One year. 52 weeks. 365 days.
What can you do with one year? How much things can change in one year? What were you doing one year ago?
One year ago you died. You died and life as I have known from day dot died too. Routines, personal jokes, important plans…The future; it all died too, this day one year ago.
Death is so incredibly final. You don’t get a second chance to say what you want to say or be able to wind back the clock and truly cherish what you had. You wile away the days plugging through the mundane chores and wishing away time for a special occasion. Everything around you is changing but you fail to see it and fail to seize the moment and embrace how good things really are.
In all honesty? I absolutely hate not having a Mom. It makes me feel half a person. It makes my insides ache, my head hurt and my heart so very very sad.
I hate not being able to pick up the phone, pop round or send a quick text. I hate that all our memories from here on in won’t include you.

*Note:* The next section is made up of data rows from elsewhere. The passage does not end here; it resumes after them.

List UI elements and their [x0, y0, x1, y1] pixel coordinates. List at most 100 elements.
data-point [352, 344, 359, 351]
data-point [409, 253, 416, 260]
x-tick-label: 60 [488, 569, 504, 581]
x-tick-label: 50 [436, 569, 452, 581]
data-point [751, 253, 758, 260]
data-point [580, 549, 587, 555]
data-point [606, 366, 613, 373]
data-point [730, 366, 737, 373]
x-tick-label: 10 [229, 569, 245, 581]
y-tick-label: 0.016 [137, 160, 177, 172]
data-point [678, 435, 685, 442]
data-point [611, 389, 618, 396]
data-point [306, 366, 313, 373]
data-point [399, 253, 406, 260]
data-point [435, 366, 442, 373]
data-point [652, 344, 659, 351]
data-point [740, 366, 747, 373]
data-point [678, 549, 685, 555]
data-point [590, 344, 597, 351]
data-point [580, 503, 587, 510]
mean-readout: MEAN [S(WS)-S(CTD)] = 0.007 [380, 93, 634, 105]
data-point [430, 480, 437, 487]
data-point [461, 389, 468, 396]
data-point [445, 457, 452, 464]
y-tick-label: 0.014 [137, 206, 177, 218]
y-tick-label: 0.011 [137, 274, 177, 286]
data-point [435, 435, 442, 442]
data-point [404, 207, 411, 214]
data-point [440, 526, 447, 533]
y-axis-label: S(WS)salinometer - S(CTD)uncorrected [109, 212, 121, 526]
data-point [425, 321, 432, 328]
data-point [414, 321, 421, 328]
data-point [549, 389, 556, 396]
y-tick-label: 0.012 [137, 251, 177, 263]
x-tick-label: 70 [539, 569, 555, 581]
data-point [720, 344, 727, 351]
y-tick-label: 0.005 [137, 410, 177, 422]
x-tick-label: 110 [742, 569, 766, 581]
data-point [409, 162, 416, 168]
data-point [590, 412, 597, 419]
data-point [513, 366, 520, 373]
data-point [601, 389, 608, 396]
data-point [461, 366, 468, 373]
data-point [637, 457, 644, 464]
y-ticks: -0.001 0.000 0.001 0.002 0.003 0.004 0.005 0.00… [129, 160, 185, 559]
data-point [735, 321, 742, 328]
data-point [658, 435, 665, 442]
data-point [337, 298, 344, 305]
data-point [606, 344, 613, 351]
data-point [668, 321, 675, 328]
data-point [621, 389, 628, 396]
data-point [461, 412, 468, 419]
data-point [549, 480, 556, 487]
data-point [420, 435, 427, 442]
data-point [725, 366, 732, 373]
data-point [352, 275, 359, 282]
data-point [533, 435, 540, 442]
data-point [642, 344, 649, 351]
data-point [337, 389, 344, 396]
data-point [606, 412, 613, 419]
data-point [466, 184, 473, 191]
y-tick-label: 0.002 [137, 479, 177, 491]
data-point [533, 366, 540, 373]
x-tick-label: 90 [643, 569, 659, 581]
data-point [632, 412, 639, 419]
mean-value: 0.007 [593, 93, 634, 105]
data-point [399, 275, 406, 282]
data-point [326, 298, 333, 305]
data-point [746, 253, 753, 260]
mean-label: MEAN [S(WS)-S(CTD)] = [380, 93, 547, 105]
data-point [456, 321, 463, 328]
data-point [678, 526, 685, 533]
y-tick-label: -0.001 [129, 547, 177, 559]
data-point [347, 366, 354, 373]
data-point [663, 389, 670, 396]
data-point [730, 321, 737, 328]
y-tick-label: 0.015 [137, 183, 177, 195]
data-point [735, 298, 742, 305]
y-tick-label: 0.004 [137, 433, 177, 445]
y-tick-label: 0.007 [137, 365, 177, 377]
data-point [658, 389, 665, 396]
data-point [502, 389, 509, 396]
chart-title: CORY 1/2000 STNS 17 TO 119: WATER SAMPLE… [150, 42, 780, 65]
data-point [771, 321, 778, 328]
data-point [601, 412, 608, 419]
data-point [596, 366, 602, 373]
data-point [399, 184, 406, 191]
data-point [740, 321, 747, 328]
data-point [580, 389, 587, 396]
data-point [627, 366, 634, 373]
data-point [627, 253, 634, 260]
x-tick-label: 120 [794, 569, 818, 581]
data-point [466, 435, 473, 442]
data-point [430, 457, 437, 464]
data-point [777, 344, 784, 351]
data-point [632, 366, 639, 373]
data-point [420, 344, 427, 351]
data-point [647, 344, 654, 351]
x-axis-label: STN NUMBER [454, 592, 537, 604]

I hate that you are missing out on so much. I hate that I have to take flowers to a grave. I hate that I sometimes refer to you in the past tense. You cannot be past tense – you are my Mom! You are indestructible. You hold the family together. You know where I put all my stuff even though you don’t live with me!! You know what’s best for me before I do. You are a wonderful mother in every single aspect of the word. Why am I sitting here pouring this out – this should be happening in another 30 years. I should not have spent one year without you. But I have. I don’t quite know how but I have.

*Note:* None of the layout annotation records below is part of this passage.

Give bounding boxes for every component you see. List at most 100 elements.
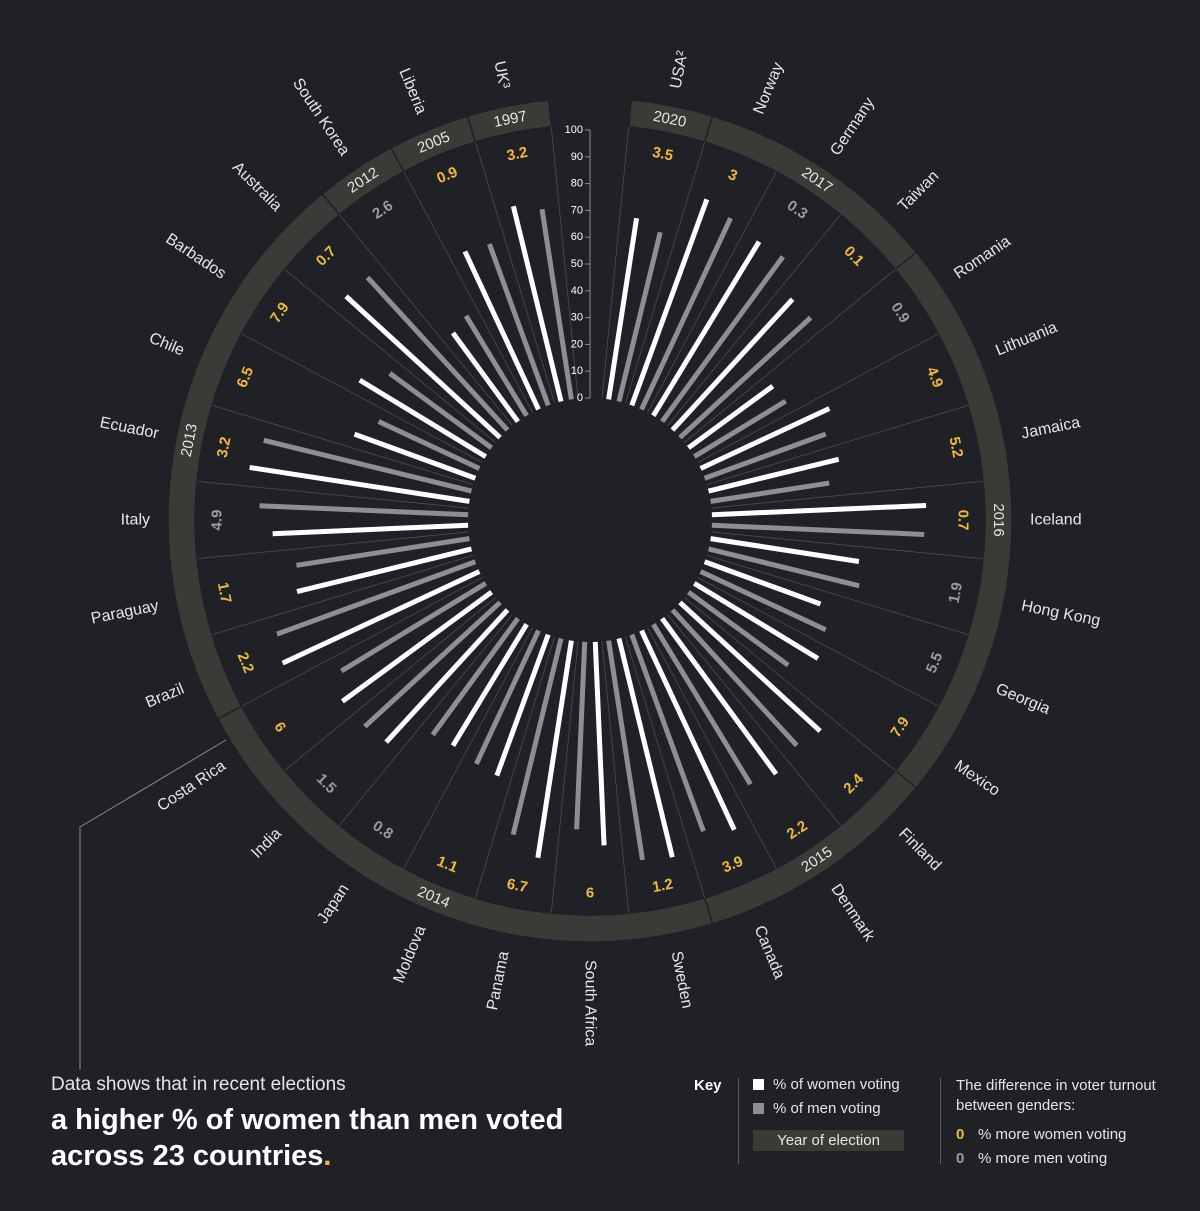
slot-divider	[684, 597, 896, 771]
slot-divider	[647, 627, 777, 869]
slot-divider	[196, 480, 469, 509]
diff-title: The difference in voter turnout between …	[956, 1077, 1156, 1114]
bar-men	[363, 600, 502, 729]
bar-women	[358, 378, 488, 459]
bar-women	[353, 431, 477, 481]
diff-value: 2.6	[369, 197, 396, 223]
bar-women	[707, 456, 840, 494]
headline: a higher % of women than men voted acros…	[51, 1102, 591, 1174]
year-segment	[466, 99, 553, 143]
slot-divider	[550, 126, 579, 399]
bar-men	[263, 437, 473, 494]
slot-divider	[211, 404, 474, 485]
country-label: Jamaica	[1020, 414, 1082, 442]
bar-men	[474, 629, 541, 766]
year-label: 2013	[178, 422, 201, 458]
country-label: Georgia	[993, 681, 1052, 719]
bar-men	[678, 315, 813, 440]
bar-women	[249, 464, 470, 504]
bar-men	[651, 622, 753, 786]
diff-value: 1.5	[313, 770, 340, 797]
diff-value: 6	[270, 719, 289, 735]
bar-men	[340, 581, 488, 674]
bar-women	[710, 536, 860, 564]
slot-divider	[403, 171, 533, 413]
bar-women	[281, 569, 481, 666]
slot-divider	[601, 641, 630, 914]
year-label: 2016	[990, 503, 1007, 536]
slot-divider	[339, 214, 513, 426]
diff-value: 0.9	[434, 164, 460, 188]
bar-women	[510, 205, 564, 403]
country-label: Australia	[229, 159, 285, 215]
key-men-label: % of men voting	[773, 1100, 881, 1117]
tick-label: 70	[571, 204, 583, 216]
diff-value: 1.7	[214, 581, 235, 605]
bar-men	[365, 275, 510, 432]
country-label: UK³	[490, 60, 512, 91]
bar-men	[670, 608, 799, 748]
bar-men	[259, 503, 469, 518]
men-swatch	[753, 1103, 764, 1114]
grid-lines	[196, 126, 984, 914]
year-label: 1997	[492, 108, 528, 131]
country-label: Japan	[314, 881, 352, 927]
key-more-men: 0 % more men voting	[956, 1150, 1107, 1167]
country-label: USA²	[668, 49, 692, 90]
country-label: Taiwan	[895, 168, 942, 215]
bar-men	[703, 431, 827, 481]
bar-men	[616, 231, 663, 403]
diff-value: 5.5	[923, 650, 947, 676]
bar-women	[616, 637, 675, 858]
slot-divider	[706, 555, 969, 636]
diff-value: 2.2	[784, 817, 811, 843]
tick-label: 20	[571, 338, 583, 350]
bar-men	[574, 641, 588, 830]
country-label: Italy	[121, 512, 150, 529]
bar-women	[340, 590, 494, 704]
country-label: Barbados	[162, 230, 228, 282]
country-label: Iceland	[1030, 512, 1082, 529]
slot-divider	[196, 531, 469, 560]
diff-value: 3.9	[720, 853, 746, 877]
key-women: % of women voting	[753, 1076, 900, 1093]
bar-men	[377, 419, 481, 471]
bar-men	[463, 314, 529, 418]
slot-divider	[403, 627, 533, 869]
country-label: Romania	[951, 233, 1014, 283]
slot-divider	[706, 404, 969, 485]
diff-value: 0.7	[313, 243, 340, 270]
bar-men	[692, 399, 787, 459]
bar-women	[670, 297, 795, 432]
country-label: Ecuador	[98, 414, 160, 442]
diff-value: 5.2	[945, 435, 966, 459]
slot-divider	[697, 577, 939, 707]
country-label: India	[248, 825, 285, 862]
bar-women	[296, 546, 473, 594]
bar-men	[487, 243, 551, 407]
bar-men	[276, 559, 477, 637]
bar-women	[678, 600, 822, 733]
women-swatch	[753, 1079, 764, 1090]
diff-value: 2.4	[840, 770, 867, 797]
key-divider	[738, 1078, 739, 1164]
labels: 2020201720162015201420132012200519973.5U…	[90, 49, 1102, 1047]
tick-label: 40	[571, 285, 583, 297]
slot-divider	[284, 597, 496, 771]
country-label: Paraguay	[90, 598, 161, 628]
slot-divider	[647, 171, 777, 413]
diff-value: 3.2	[505, 144, 529, 165]
year-label: 2020	[652, 108, 688, 131]
callout-line	[79, 739, 227, 1070]
bar-women	[686, 384, 775, 450]
bar-men	[606, 640, 645, 861]
diff-value: 1.9	[945, 581, 966, 605]
headline-text: a higher % of women than men voted acros…	[51, 1104, 564, 1172]
tick-label: 30	[571, 312, 583, 324]
axis-ticks: 0 10 20 30 40 50 60 70 80 90 100	[565, 124, 591, 404]
bar-men	[707, 546, 860, 589]
country-label: Costa Rica	[154, 757, 229, 815]
diff-value: 3.5	[651, 144, 675, 165]
bar-women	[450, 622, 529, 747]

There are days where it is a struggle to put one foot in front of the other, where my mind is full of fog and my smile is empty but masks the pain. But I carry on – for them.
These three little people who you so readily devoted your life to. Who gave you every purpose to live but were so cruelly denied. They are growing and changing so rapidly and for every milestone which makes me burst with pride I feel that so familiar lump in my throat; that lump that has been there since that day in July you told me you had Cancer. My babies were your babies. You loved them just as much as I did and were so proud that they were your grandchildren – everyone knew that. You are a one in a million and I feel so desperately sad that you aren’t around to bask in the crazy world that encapsulates Charlie and the twins. You aren’t here to sit and have a well deserved cuppa at the end of a manic day and then have to rush off for the soaps.
Bloody hell. How is it a year? I miss you more now than ever. I shall raise a glass to quite honestly the funniest, craziest, loving, devoted awesome Mom I could ever have dreamt of. I can only hope one day my kids will hold me in just a fraction of the high regard as you will always be in my regard.
I love you. Now. Always. Forever.
One year. 52 weeks. 365 days. I don’t half miss having a Mom.